On 13 February 1661, as Sir George Wakeman of Beckford, he was created a baronet by Charles II, though it seems that the patent was never sealed. In August 1668 he was attending the rising statesman Sir Joseph Williamson, later Secretary of State; his appointment some two years later as physician in ordinary to Queen Catherine of Braganza is attributed to his high reputation for a Roman Catholic physician in England.

===Popish Plot===

In their perjured narrative of the Popish Plot, Titus Oates and Israel Tonge declared that Wakeman had been offered £10,000 to poison Charles II's posset, and that he could easily effect this through the agency of the Queen. The story went that Wakeman refused the task, and held out until £15,000 was offered to him. Then, they said, he attended the "Jesuit Consult" on 30 August 1678, received a large sum of money on account, and, the further reward of a post as physician-general in the army having been promised him, he definitely engaged to poison the king. At his first appearance before the King and his Privy Council, Wakeman defended himself with such vigour, pointing to his lifetime of loyal service to the Stuart monarchy, that the council, somewhat taken aback, did not order his arrest.

Wakeman was indicted for high treason at the Old Bailey on 18 July 1679, together with three priests, the case being tried by Lord Chief Justice William Scroggs, assisted by his fellow Chief Justice Francis North, 1st Baron Guilford and the junior King's Bench judges. Scroggs, formerly a strong believer in the Popish Plot, was on this occasion, for reasons which have never been entirely clear, firmly on the side of the accused. The chief witnesses for the prosecution were William Bedloe and Oates, who swore that he had seen the paper appointing Wakeman to the post of physician-general. It was elicited from Oates in the course of the proceedings that he was incapable at the time alluded to of identifying either Wakeman's person or his handwriting.
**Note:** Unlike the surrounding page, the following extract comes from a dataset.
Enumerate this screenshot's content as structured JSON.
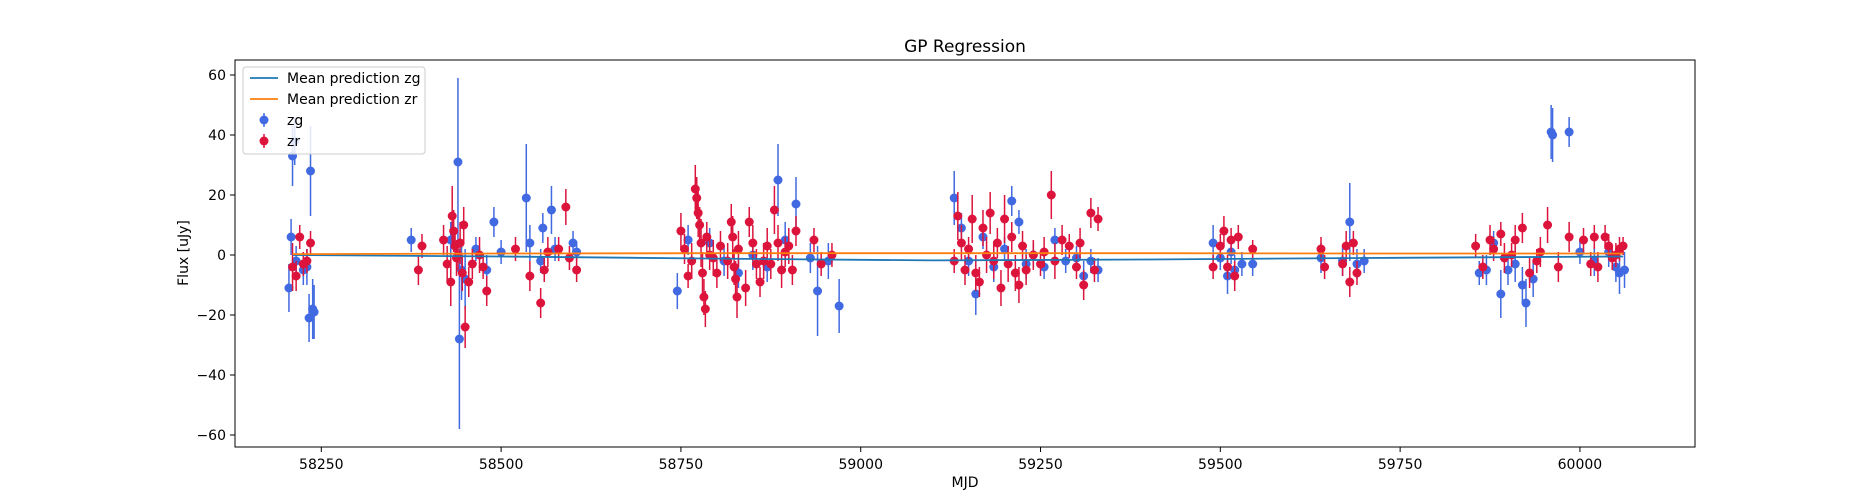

Wakeman and his co-accused all defended themselves with great vigour (in a case of treason the accused was not entitled to counsel until the passage of the Treason Act 1695), and their witnesses received a far more courteous hearing than defence witnesses in previous trials had. In particular, Ellen Rigby, the housekeeper to the Benedictine order in London, was listened to with a respect not often accorded to a Catholic woman in that age. Scroggs in his summing up commented severely upon the character of the evidence, stressed his reluctance to shed innocent blood, (a reluctance which had certainly not been evident in previous Plot trials), and warned the jury that while he still believed in the Plot, it must not be assumed that all those accused were party to it. The jury, after asking if they might find the prisoners guilty of misprision of treason, and being told they could not, found all the prisoners not guilty.

The acquittal dealt a severe blow to the credibility of the "Plot", but there was a public backlash also. The jurors had to flee their homes for fear of the mob, and a dead dog was thrown at Scroggs. When the Portuguese Ambassador, the Marquis of Arronches, called on Scroggs in person to congratulate him on Wakeman's acquittal (historians have called the Ambassador's action one of "incredible folly"), the public, perhaps not unreasonably, assumed that the judge had been bribed. Wakeman went to Windsor Castle to see the queen and king, and left the country. In the course of evidence given at subsequent trials Oates entirely ignored the verdict, and continued to speak of the bribe offered to and accepted by the queen's physician. Wakeman was back in London by 1685, and gave evidence against Oates on 8 May 1685, in his first trial for perjury. Nothing is known of his further career.